El hombre vive siempre sobre un reportorio de certidumbres; de las más importantes no tiene ni idea: son las creencias básicas en que se asienta la vida, y que ni siquiera son conocidas. Cuando uno está convencido de algo, es que no es una verdadera creencia fundamental; de estas ni siquiera nos damos cuenta. Las fórmulas del lenguaje resultan en cierta medida engañosas: cuando se dice que se está seguro de algo, es que esa seguridad no es plena y total, no es una verdadera creencia, porque lo propio de esta es que no se tenga «ni idea». La intensidad de una creencia está en razón inversa de su posibilidad de formulación.

La formulación expresa de una creencia revela que no se trata propiamente de eso, sino de algo distinto. Hace muchos años me hice esta pregunta: ¿por qué se canta el Credo? No se puede cantar el teorema de Pitágoras o las reglas del silogismo; el canto es la forma de dar fuerza, vigor vital, a lo que no es estrictamente creencia.

Lo irreprochable es posible; existe y cuando lo encontramos sentimos una extraña confianza, la impresión de poner los pies en tierra firme, sin temblores ni fisuras. El peso del mundo moral, del más propiamente humano, depende de la frecuencia, densidad y coherencia de lo que por ser irreprochable nos permite avanzar por tierras extrañas, por mares antes nunca navegados.

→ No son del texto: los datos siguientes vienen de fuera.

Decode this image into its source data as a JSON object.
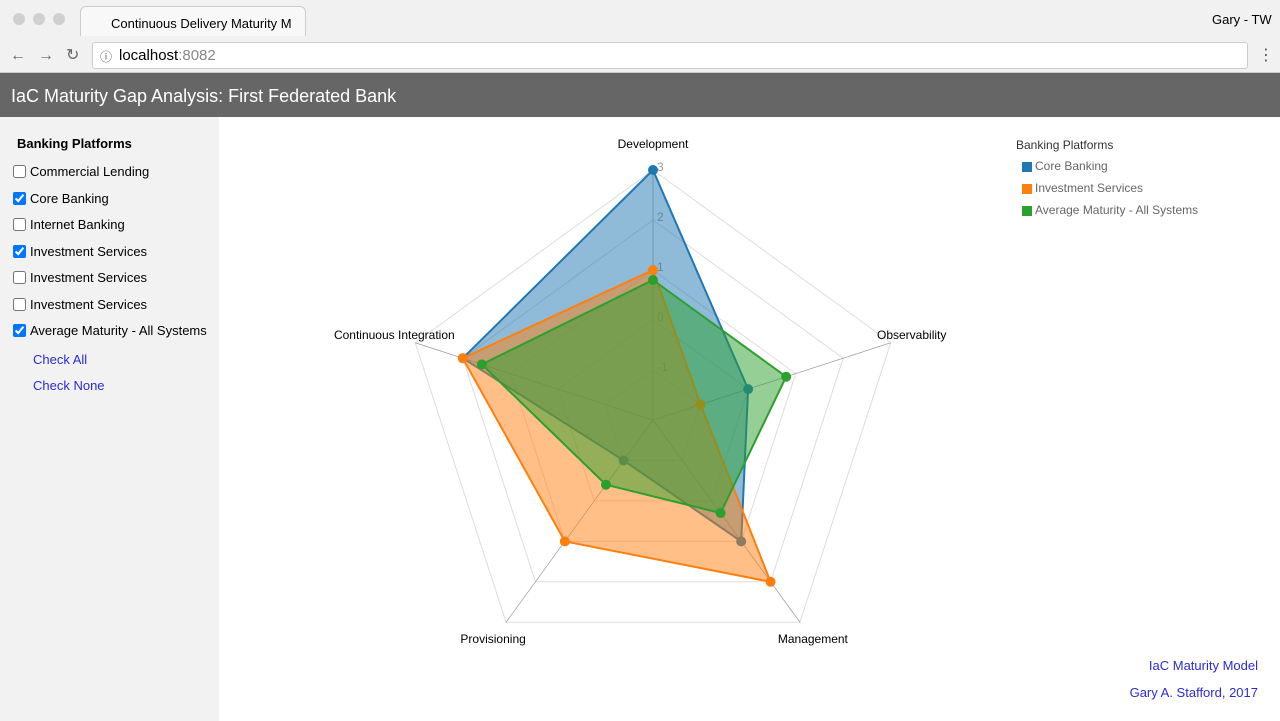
{
  "browser": {
    "tab_title": "Continuous Delivery Maturity M",
    "url_host": "localhost",
    "url_port": ":8082",
    "profile": "Gary - TW"
  },
  "header": {
    "title": "IaC Maturity Gap Analysis: First Federated Bank"
  },
  "sidebar": {
    "title": "Banking Platforms",
    "items": [
      {
        "label": "Commercial Lending",
        "checked": false
      },
      {
        "label": "Core Banking",
        "checked": true
      },
      {
        "label": "Internet Banking",
        "checked": false
      },
      {
        "label": "Investment Services",
        "checked": true
      },
      {
        "label": "Investment Services",
        "checked": false
      },
      {
        "label": "Investment Services",
        "checked": false
      },
      {
        "label": "Average Maturity - All Systems",
        "checked": true
      }
    ],
    "links": [
      "Check All",
      "Check None"
    ]
  },
  "chart_data": {
    "type": "radar",
    "legend_title": "Banking Platforms",
    "axes": [
      "Development",
      "Observability",
      "Management",
      "Provisioning",
      "Continuous Integration"
    ],
    "rlim": [
      -2,
      3
    ],
    "rticks": [
      -1,
      0,
      1,
      2,
      3
    ],
    "series": [
      {
        "name": "Core Banking",
        "color": "#1f77b4",
        "values": [
          3,
          0,
          1,
          -1,
          2
        ]
      },
      {
        "name": "Investment Services",
        "color": "#ff7f0e",
        "values": [
          1,
          -1,
          2,
          1,
          2
        ]
      },
      {
        "name": "Average Maturity - All Systems",
        "color": "#2ca02c",
        "values": [
          0.8,
          0.8,
          0.3,
          -0.4,
          1.6
        ]
      }
    ]
  },
  "footer": {
    "links": [
      "IaC Maturity Model",
      "Gary A. Stafford, 2017"
    ]
  }
}
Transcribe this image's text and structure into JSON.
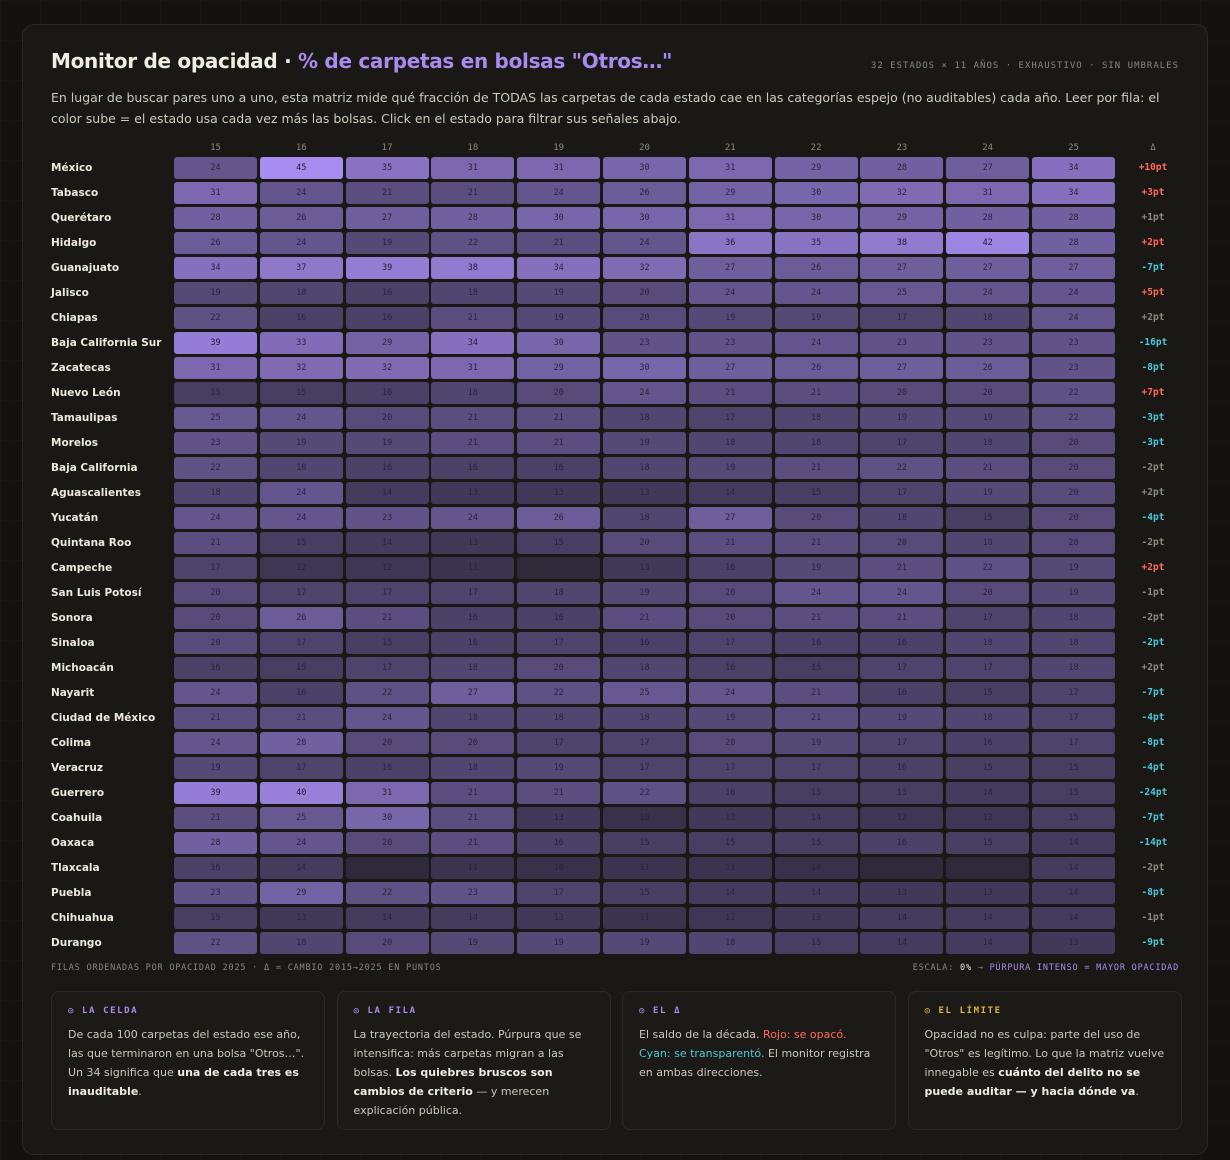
{
  "header": {
    "title_main": "Monitor de opacidad · ",
    "title_accent": "% de carpetas en bolsas \"Otros…\"",
    "meta": "32 ESTADOS × 11 AÑOS · EXHAUSTIVO · SIN UMBRALES",
    "intro": "En lugar de buscar pares uno a uno, esta matriz mide qué fracción de TODAS las carpetas de cada estado cae en las categorías espejo (no auditables) cada año. Leer por fila: el color sube = el estado usa cada vez más las bolsas. Click en el estado para filtrar sus señales abajo."
  },
  "years": [
    "15",
    "16",
    "17",
    "18",
    "19",
    "20",
    "21",
    "22",
    "23",
    "24",
    "25"
  ],
  "delta_label": "Δ",
  "colors": {
    "positive": "#ff6b5a",
    "negative": "#4ec9d8",
    "neutral": "#8f897d",
    "accent": "#a98bf0"
  },
  "rows": [
    {
      "state": "México",
      "values": [
        24,
        45,
        35,
        31,
        31,
        30,
        31,
        29,
        28,
        27,
        34
      ],
      "delta": "+10pt",
      "tone": "pos"
    },
    {
      "state": "Tabasco",
      "values": [
        31,
        24,
        21,
        21,
        24,
        26,
        29,
        30,
        32,
        31,
        34
      ],
      "delta": "+3pt",
      "tone": "pos"
    },
    {
      "state": "Querétaro",
      "values": [
        28,
        26,
        27,
        28,
        30,
        30,
        31,
        30,
        29,
        28,
        28
      ],
      "delta": "+1pt",
      "tone": "neu"
    },
    {
      "state": "Hidalgo",
      "values": [
        26,
        24,
        19,
        22,
        21,
        24,
        36,
        35,
        38,
        42,
        28
      ],
      "delta": "+2pt",
      "tone": "pos"
    },
    {
      "state": "Guanajuato",
      "values": [
        34,
        37,
        39,
        38,
        34,
        32,
        27,
        26,
        27,
        27,
        27
      ],
      "delta": "-7pt",
      "tone": "neg"
    },
    {
      "state": "Jalisco",
      "values": [
        19,
        18,
        16,
        18,
        19,
        20,
        24,
        24,
        25,
        24,
        24
      ],
      "delta": "+5pt",
      "tone": "pos"
    },
    {
      "state": "Chiapas",
      "values": [
        22,
        16,
        16,
        21,
        19,
        20,
        19,
        19,
        17,
        18,
        24
      ],
      "delta": "+2pt",
      "tone": "neu"
    },
    {
      "state": "Baja California Sur",
      "values": [
        39,
        33,
        29,
        34,
        30,
        23,
        23,
        24,
        23,
        23,
        23
      ],
      "delta": "-16pt",
      "tone": "neg"
    },
    {
      "state": "Zacatecas",
      "values": [
        31,
        32,
        32,
        31,
        29,
        30,
        27,
        26,
        27,
        26,
        23
      ],
      "delta": "-8pt",
      "tone": "neg"
    },
    {
      "state": "Nuevo León",
      "values": [
        15,
        15,
        16,
        18,
        20,
        24,
        21,
        21,
        20,
        20,
        22
      ],
      "delta": "+7pt",
      "tone": "pos"
    },
    {
      "state": "Tamaulipas",
      "values": [
        25,
        24,
        20,
        21,
        21,
        18,
        17,
        18,
        19,
        19,
        22
      ],
      "delta": "-3pt",
      "tone": "neg"
    },
    {
      "state": "Morelos",
      "values": [
        23,
        19,
        19,
        21,
        21,
        19,
        18,
        18,
        17,
        18,
        20
      ],
      "delta": "-3pt",
      "tone": "neg"
    },
    {
      "state": "Baja California",
      "values": [
        22,
        18,
        16,
        16,
        16,
        18,
        19,
        21,
        22,
        21,
        20
      ],
      "delta": "-2pt",
      "tone": "neu"
    },
    {
      "state": "Aguascalientes",
      "values": [
        18,
        24,
        14,
        13,
        13,
        13,
        14,
        15,
        17,
        19,
        20
      ],
      "delta": "+2pt",
      "tone": "neu"
    },
    {
      "state": "Yucatán",
      "values": [
        24,
        24,
        23,
        24,
        26,
        18,
        27,
        20,
        18,
        15,
        20
      ],
      "delta": "-4pt",
      "tone": "neg"
    },
    {
      "state": "Quintana Roo",
      "values": [
        21,
        15,
        14,
        13,
        15,
        20,
        21,
        21,
        20,
        18,
        20
      ],
      "delta": "-2pt",
      "tone": "neu"
    },
    {
      "state": "Campeche",
      "values": [
        17,
        12,
        12,
        11,
        null,
        13,
        16,
        19,
        21,
        22,
        19
      ],
      "delta": "+2pt",
      "tone": "pos"
    },
    {
      "state": "San Luis Potosí",
      "values": [
        20,
        17,
        17,
        17,
        18,
        19,
        20,
        24,
        24,
        20,
        19
      ],
      "delta": "-1pt",
      "tone": "neu"
    },
    {
      "state": "Sonora",
      "values": [
        20,
        26,
        21,
        16,
        16,
        21,
        20,
        21,
        21,
        17,
        18
      ],
      "delta": "-2pt",
      "tone": "neu"
    },
    {
      "state": "Sinaloa",
      "values": [
        20,
        17,
        15,
        16,
        17,
        16,
        17,
        16,
        16,
        18,
        18
      ],
      "delta": "-2pt",
      "tone": "neg"
    },
    {
      "state": "Michoacán",
      "values": [
        16,
        15,
        17,
        18,
        20,
        18,
        16,
        15,
        17,
        17,
        18
      ],
      "delta": "+2pt",
      "tone": "neu"
    },
    {
      "state": "Nayarit",
      "values": [
        24,
        16,
        22,
        27,
        22,
        25,
        24,
        21,
        16,
        15,
        17
      ],
      "delta": "-7pt",
      "tone": "neg"
    },
    {
      "state": "Ciudad de México",
      "values": [
        21,
        21,
        24,
        18,
        18,
        18,
        19,
        21,
        19,
        18,
        17
      ],
      "delta": "-4pt",
      "tone": "neg"
    },
    {
      "state": "Colima",
      "values": [
        24,
        28,
        20,
        20,
        17,
        17,
        20,
        19,
        17,
        16,
        17
      ],
      "delta": "-8pt",
      "tone": "neg"
    },
    {
      "state": "Veracruz",
      "values": [
        19,
        17,
        16,
        18,
        19,
        17,
        17,
        17,
        16,
        15,
        15
      ],
      "delta": "-4pt",
      "tone": "neg"
    },
    {
      "state": "Guerrero",
      "values": [
        39,
        40,
        31,
        21,
        21,
        22,
        16,
        15,
        15,
        14,
        15
      ],
      "delta": "-24pt",
      "tone": "neg"
    },
    {
      "state": "Coahuila",
      "values": [
        21,
        25,
        30,
        21,
        13,
        10,
        13,
        14,
        12,
        12,
        15
      ],
      "delta": "-7pt",
      "tone": "neg"
    },
    {
      "state": "Oaxaca",
      "values": [
        28,
        24,
        20,
        21,
        16,
        15,
        15,
        15,
        16,
        15,
        14
      ],
      "delta": "-14pt",
      "tone": "neg"
    },
    {
      "state": "Tlaxcala",
      "values": [
        16,
        14,
        null,
        11,
        10,
        11,
        11,
        10,
        null,
        null,
        14
      ],
      "delta": "-2pt",
      "tone": "neu"
    },
    {
      "state": "Puebla",
      "values": [
        23,
        29,
        22,
        23,
        17,
        15,
        14,
        14,
        13,
        13,
        14
      ],
      "delta": "-8pt",
      "tone": "neg"
    },
    {
      "state": "Chihuahua",
      "values": [
        15,
        13,
        14,
        14,
        13,
        11,
        12,
        13,
        14,
        14,
        14
      ],
      "delta": "-1pt",
      "tone": "neu"
    },
    {
      "state": "Durango",
      "values": [
        22,
        18,
        20,
        19,
        19,
        19,
        18,
        15,
        14,
        14,
        13
      ],
      "delta": "-9pt",
      "tone": "neg"
    }
  ],
  "footer": {
    "left": "FILAS ORDENADAS POR OPACIDAD 2025 · Δ = CAMBIO 2015→2025 EN PUNTOS",
    "right_a": "ESCALA: ",
    "right_b": "0%",
    "right_c": " → ",
    "right_d": "PÚRPURA INTENSO = MAYOR OPACIDAD"
  },
  "cards": [
    {
      "head": "◎ LA CELDA",
      "color": "#a98bf0",
      "body": [
        {
          "t": "De cada 100 carpetas del estado ese año, las que terminaron en una bolsa \"Otros…\". Un 34 significa que "
        },
        {
          "t": "una de cada tres es inauditable",
          "b": true
        },
        {
          "t": "."
        }
      ]
    },
    {
      "head": "◎ LA FILA",
      "color": "#a98bf0",
      "body": [
        {
          "t": "La trayectoria del estado. Púrpura que se intensifica: más carpetas migran a las bolsas. "
        },
        {
          "t": "Los quiebres bruscos son cambios de criterio",
          "b": true
        },
        {
          "t": " — y merecen explicación pública."
        }
      ]
    },
    {
      "head": "◎ EL Δ",
      "color": "#a98bf0",
      "body": [
        {
          "t": "El saldo de la década. "
        },
        {
          "t": "Rojo: se opacó.",
          "c": "red"
        },
        {
          "t": " "
        },
        {
          "t": "Cyan: se transparentó.",
          "c": "cyan"
        },
        {
          "t": " El monitor registra en ambas direcciones."
        }
      ]
    },
    {
      "head": "◎ EL LÍMITE",
      "color": "#e3b341",
      "body": [
        {
          "t": "Opacidad no es culpa: parte del uso de \"Otros\" es legítimo. Lo que la matriz vuelve innegable es "
        },
        {
          "t": "cuánto del delito no se puede auditar — y hacia dónde va",
          "b": true
        },
        {
          "t": "."
        }
      ]
    }
  ]
}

La vida reclama un equilibrio entre la certidumbre y la inseguridad; pero la certidumbre nunca es absoluta y definitiva, está sujeta a revisión, confirmación o rectificación; con lo incierto, condición inexorable del futuro, nos enfrentamos en cada momento desde un repertorio de certezas que tienen que ser constantemente revalidadas. No se puede decir: esto es seguro porque lo vi una vez con plena claridad; esa claridad tiene que ser renovada en cada instante; las creencias tienen que ser constantemente puestas a prueba, revalidadas. El matemático no puede descansar en el recuerdo de una demostración que le pareció convincente en sus años de estudiante; tiene que refrendar, renovar con nueva evidencia, aquello que para ser admitido exige una evidencia renovada, no el mero recuerdo de lo que una vez fue así.

La conducta humana tiene que estar siempre apoyada en razones -razones vitales- que la aseguren. No se puede vivir del crédito de lo que alguna vez se ha visto con claridad; hay que renovarla si se quiere vivir con lucidez, con la certeza que proporcionan las convicciones puestas a prueba en cada momento y que resisten a todo intento de demolición.


Se olvida que existe una decisiva posibilidad humana: la de decir «desde ahora...».